Brief
An Sophie von La Roche (19. Januar)
Franckfurt am
1773.
Viel tausend Danck für das liebe Paket. Es hat mich so ganz in die glücklichen hellen Tage versetzt, zu Ihnen und Ihren liebsten, hat mir alle unsre Unterredungen wieder lebendig gemacht. Aber auch beschämt war ich von der Püncklichkeit. Pygmalion ist eine treffliche Arbeit; so viel Wahrheit und Gute des Gefühls, soviel Treuherzigkeit im Ausdruck. Ich darfs doch noch behalten, es muss allen vorgelesen werden deren Empfindung ich ehre. Ihr schwäbischer Merck ist ein Biedermann. Unsern Darmstädter hab ich seit Ihrem Briefe nicht gesehen. Er ist munter, arbeitet allerley, und hat ietzo Leyseringen.

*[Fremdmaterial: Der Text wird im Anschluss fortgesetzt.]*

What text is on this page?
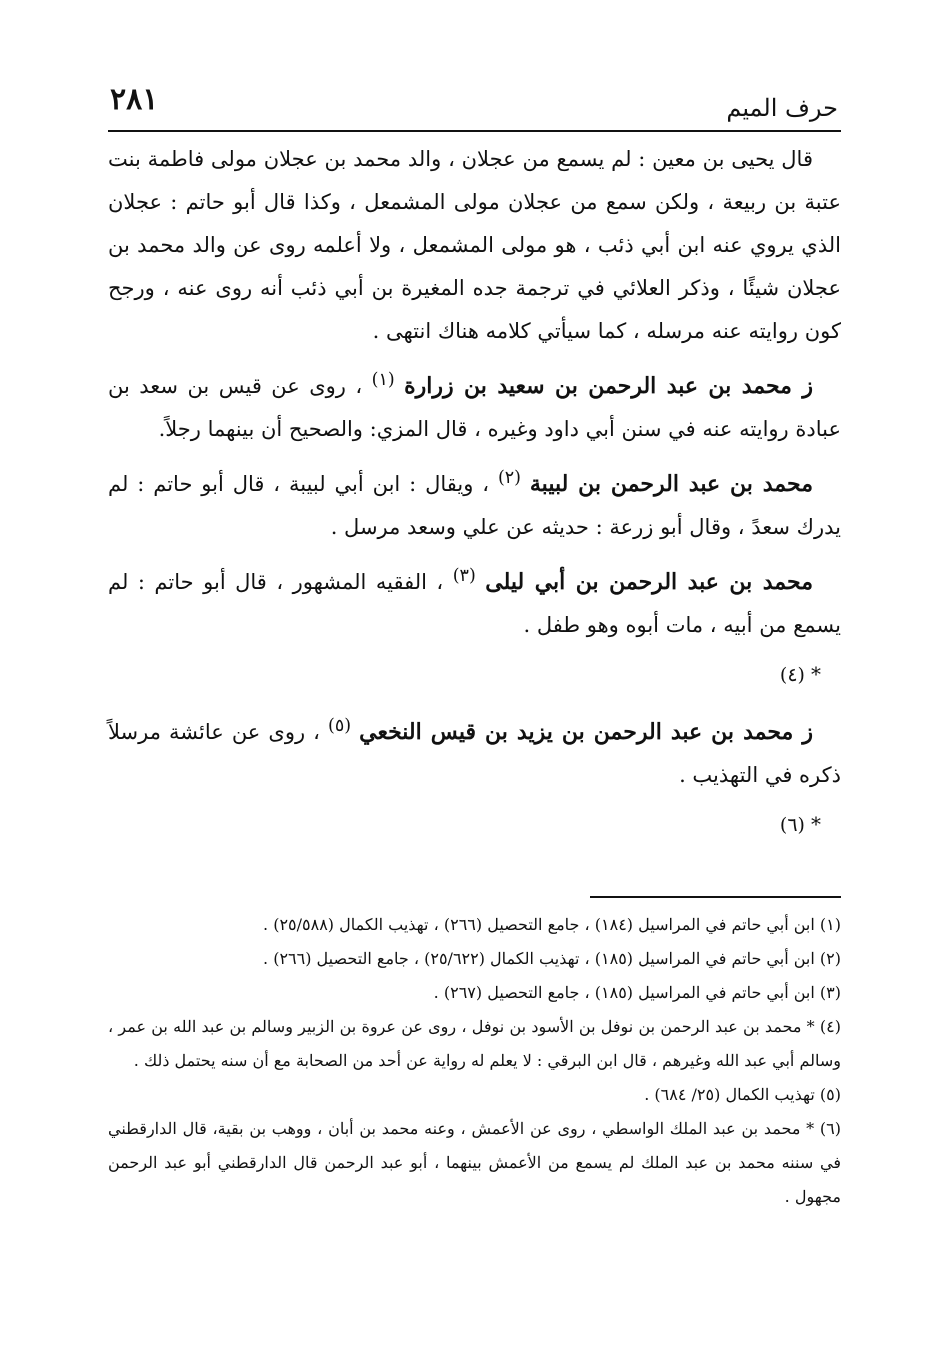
٢٨١	حرف الميم

قال يحيى بن معين : لم يسمع من عجلان ، والد محمد بن عجلان مولى فاطمة بنت عتبة بن ربيعة ، ولكن سمع من عجلان مولى المشمعل ، وكذا قال أبو حاتم : عجلان الذي يروي عنه ابن أبي ذئب ، هو مولى المشمعل ، ولا أعلمه روى عن والد محمد بن عجلان شيئًا ، وذكر العلائي في ترجمة جده المغيرة بن أبي ذئب أنه روى عنه ، ورجح كون روايته عنه مرسله ، كما سيأتي كلامه هناك انتهى .

ز محمد بن عبد الرحمن بن سعيد بن زرارة $^{(١)}$ ، روى عن قيس بن سعد بن عبادة روايته عنه في سنن أبي داود وغيره ، قال المزي: والصحيح أن بينهما رجلاً.

محمد بن عبد الرحمن بن لبيبة $^{(٢)}$ ، ويقال : ابن أبي لبيبة ، قال أبو حاتم : لم يدرك سعدً ، وقال أبو زرعة : حديثه عن علي وسعد مرسل .

محمد بن عبد الرحمن بن أبي ليلى $^{(٣)}$ ، الفقيه المشهور ، قال أبو حاتم : لم يسمع من أبيه ، مات أبوه وهو طفل .

* (٤)

ز محمد بن عبد الرحمن بن يزيد بن قيس النخعي $^{(٥)}$ ، روى عن عائشة مرسلاً ذكره في التهذيب .

* (٦)

(١) ابن أبي حاتم في المراسيل (١٨٤) ، جامع التحصيل (٢٦٦) ، تهذيب الكمال (٢٥/٥٨٨) .

(٢) ابن أبي حاتم في المراسيل (١٨٥) ، تهذيب الكمال (٢٥/٦٢٢) ، جامع التحصيل (٢٦٦) .

(٣) ابن أبي حاتم في المراسيل (١٨٥) ، جامع التحصيل (٢٦٧) .

(٤) * محمد بن عبد الرحمن بن نوفل بن الأسود بن نوفل ، روى عن عروة بن الزبير وسالم بن عبد الله بن عمر ، وسالم أبي عبد الله وغيرهم ، قال ابن البرقي : لا يعلم له رواية عن أحد من الصحابة مع أن سنه يحتمل ذلك .

(٥) تهذيب الكمال (٢٥/ ٦٨٤) .

(٦) * محمد بن عبد الملك الواسطي ، روى عن الأعمش ، وعنه محمد بن أبان ، ووهب بن بقية، قال الدارقطني في سننه محمد بن عبد الملك لم يسمع من الأعمش بينهما ، أبو عبد الرحمن قال الدارقطني أبو عبد الرحمن مجهول .
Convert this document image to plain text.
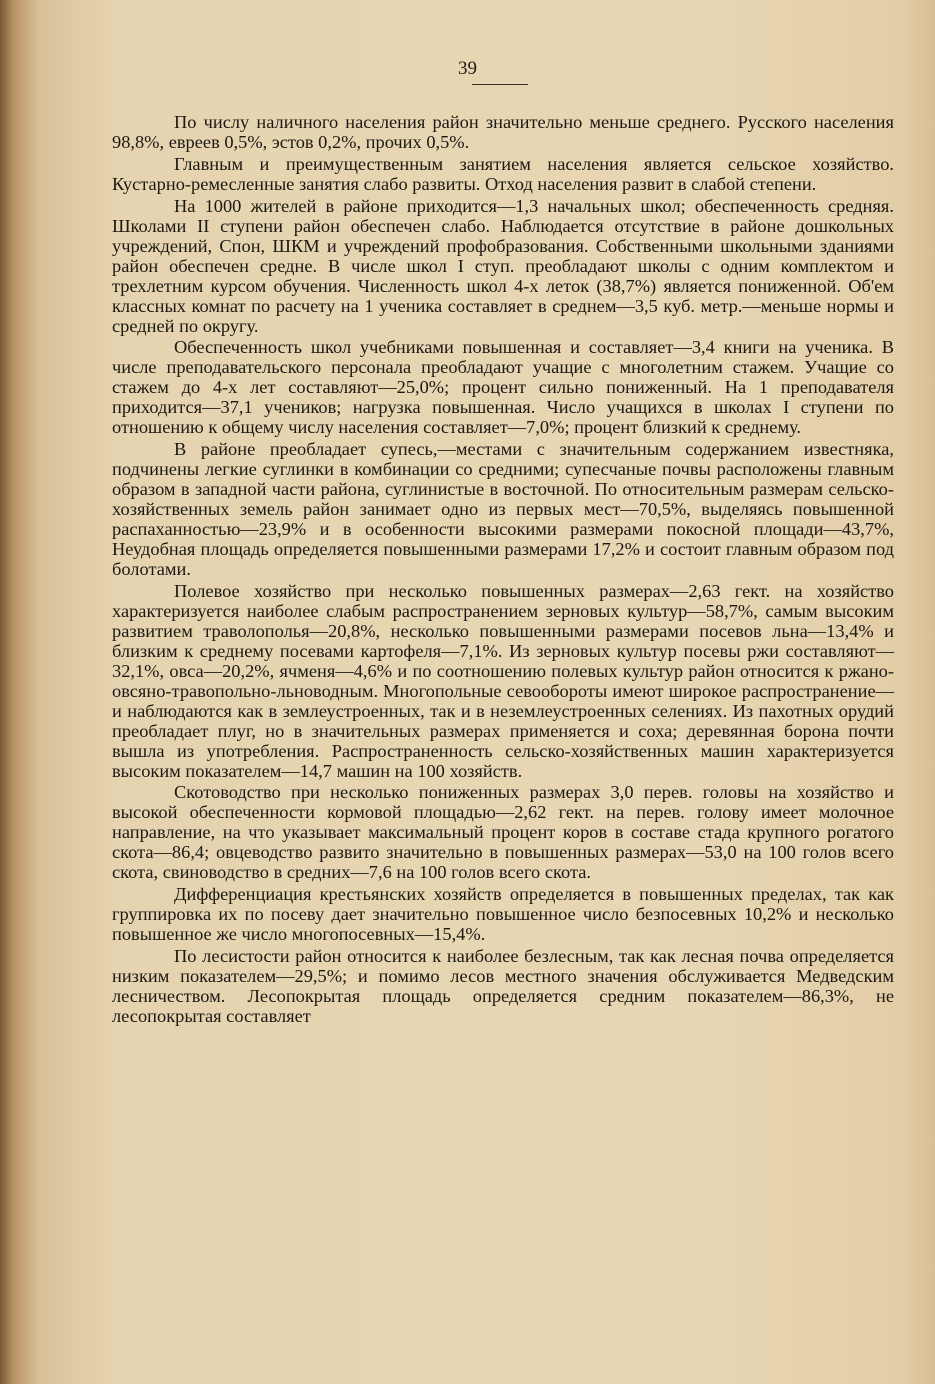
39

По числу наличного населения район значительно меньше среднего. Русского населения 98,8%, евреев 0,5%, эстов 0,2%, прочих 0,5%.

Главным и преимущественным занятием населения является сельское хозяйство. Кустарно-ремесленные занятия слабо развиты. Отход населения развит в слабой степени.

На 1000 жителей в районе приходится—1,3 начальных школ; обеспеченность средняя. Школами II ступени район обеспечен слабо. Наблюдается отсутствие в районе дошкольных учреждений, Спон, ШКМ и учреждений профобразования. Собственными школьными зданиями район обеспечен средне. В числе школ I ступ. преобладают школы с одним комплектом и трехлетним курсом обучения. Численность школ 4-х леток (38,7%) является пониженной. Об'ем классных комнат по расчету на 1 ученика составляет в среднем—3,5 куб. метр.—меньше нормы и средней по округу.

Обеспеченность школ учебниками повышенная и составляет—3,4 книги на ученика. В числе преподавательского персонала преобладают учащие с многолетним стажем. Учащие со стажем до 4-х лет составляют—25,0%; процент сильно пониженный. На 1 преподавателя приходится—37,1 учеников; нагрузка повышенная. Число учащихся в школах I ступени по отношению к общему числу населения составляет—7,0%; процент близкий к среднему.

В районе преобладает супесь,—местами с значительным содержанием известняка, подчинены легкие суглинки в комбинации со средними; супесчаные почвы расположены главным образом в западной части района, суглинистые в восточной. По относительным размерам сельско-хозяйственных земель район занимает одно из первых мест—70,5%, выделяясь повышенной распаханностью—23,9% и в особенности высокими размерами покосной площади—43,7%, Неудобная площадь определяется повышенными размерами 17,2% и состоит главным образом под болотами.

Полевое хозяйство при несколько повышенных размерах—2,63 гект. на хозяйство характеризуется наиболее слабым распространением зерновых культур—58,7%, самым высоким развитием траволополья—20,8%, несколько повышенными размерами посевов льна—13,4% и близким к среднему посевами картофеля—7,1%. Из зерновых культур посевы ржи составляют—32,1%, овса—20,2%, ячменя—4,6% и по соотношению полевых культур район относится к ржано-овсяно-травопольно-льноводным. Многопольные севообороты имеют широкое распространение—и наблюдаются как в землеустроенных, так и в неземлеустроенных селениях. Из пахотных орудий преобладает плуг, но в значительных размерах применяется и соха; деревянная борона почти вышла из употребления. Распространенность сельско-хозяйственных машин характеризуется высоким показателем—14,7 машин на 100 хозяйств.

Скотоводство при несколько пониженных размерах 3,0 перев. головы на хозяйство и высокой обеспеченности кормовой площадью—2,62 гект. на перев. голову имеет молочное направление, на что указывает максимальный процент коров в составе стада крупного рогатого скота—86,4; овцеводство развито значительно в повышенных размерах—53,0 на 100 голов всего скота, свиноводство в средних—7,6 на 100 голов всего скота.

Дифференциация крестьянских хозяйств определяется в повышенных пределах, так как группировка их по посеву дает значительно повышенное число безпосевных 10,2% и несколько повышенное же число многопосевных—15,4%.

По лесистости район относится к наиболее безлесным, так как лесная почва определяется низким показателем—29,5%; и помимо лесов местного значения обслуживается Медведским лесничеством. Лесопокрытая площадь определяется средним показателем—86,3%, не лесопокрытая составляет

Vielleicht ist der Termin Ihres Stillschweigens vorbey und Sie wissen das alles und mehr. Von Jerusalems Todte schrieb ich nur das pragmatische Resultat meiner Reflecktionen, das war freylich nicht viel. Ich hoffte auf eine umständliche avtentische Nachricht, die ich nun überschicken kann. Sie hat mich so offt innig gerührt als ich sie las, und das gewissenhaffte Detail der Erzählung nimmt ganz hin. Ihr Märgenserzähler ist ein lieber Junge den Gott erhalte, ich wünsche dass sein Herz immer viel gute Sachen zu erzählen haben möge, gut wird er sie uns immer erzählen. Der Herzog v. W. bleibt in der Art seines Aufwandes sich immer gleich. Viel Glück dem iungen Helden! wir üben unsre Phantasie wie ihm die Uniform stehn möge. Und ich hoffe mein Andencken ist noch nicht aus Ihren Wohnungen gewichen. Meine Einbildungskrafft verlässt den Augenblick nie, da ich von Ihnen und Ihrer vollkommnen Tochter mich trennen musste , und mit Abschiedvollem Herzen die letzte Hand küsste und sagte vergessen Sie mich nicht. Meine Schwester wünscht und hofft Sie zu kennen, wir leben glücklich zusammen, ihr Karackter hat sich wunderbaar schnell gebildet wie wünscht ich dass sie näher Ihnen wäre, Sie würden für eine Tagreise Ihres Lebens gewiss eine liebe Gefährtin haben. Leben Sie wohl und wenn Sie das Wasser vor Ihren Fenstern vorbeyfliessen sehn, so erinnern Sie sich unsrer, wir sehn es niemals hinabfliessen ohne es zu seegnen und uns mit zu wünschen.
Goethe.
Könnten Sie nicht Wielanden wohmeynend rathen, den deutschen Merkur monatlich herauszugeben. Dergleichen Schrifften machen keinen Appetit Bände weis.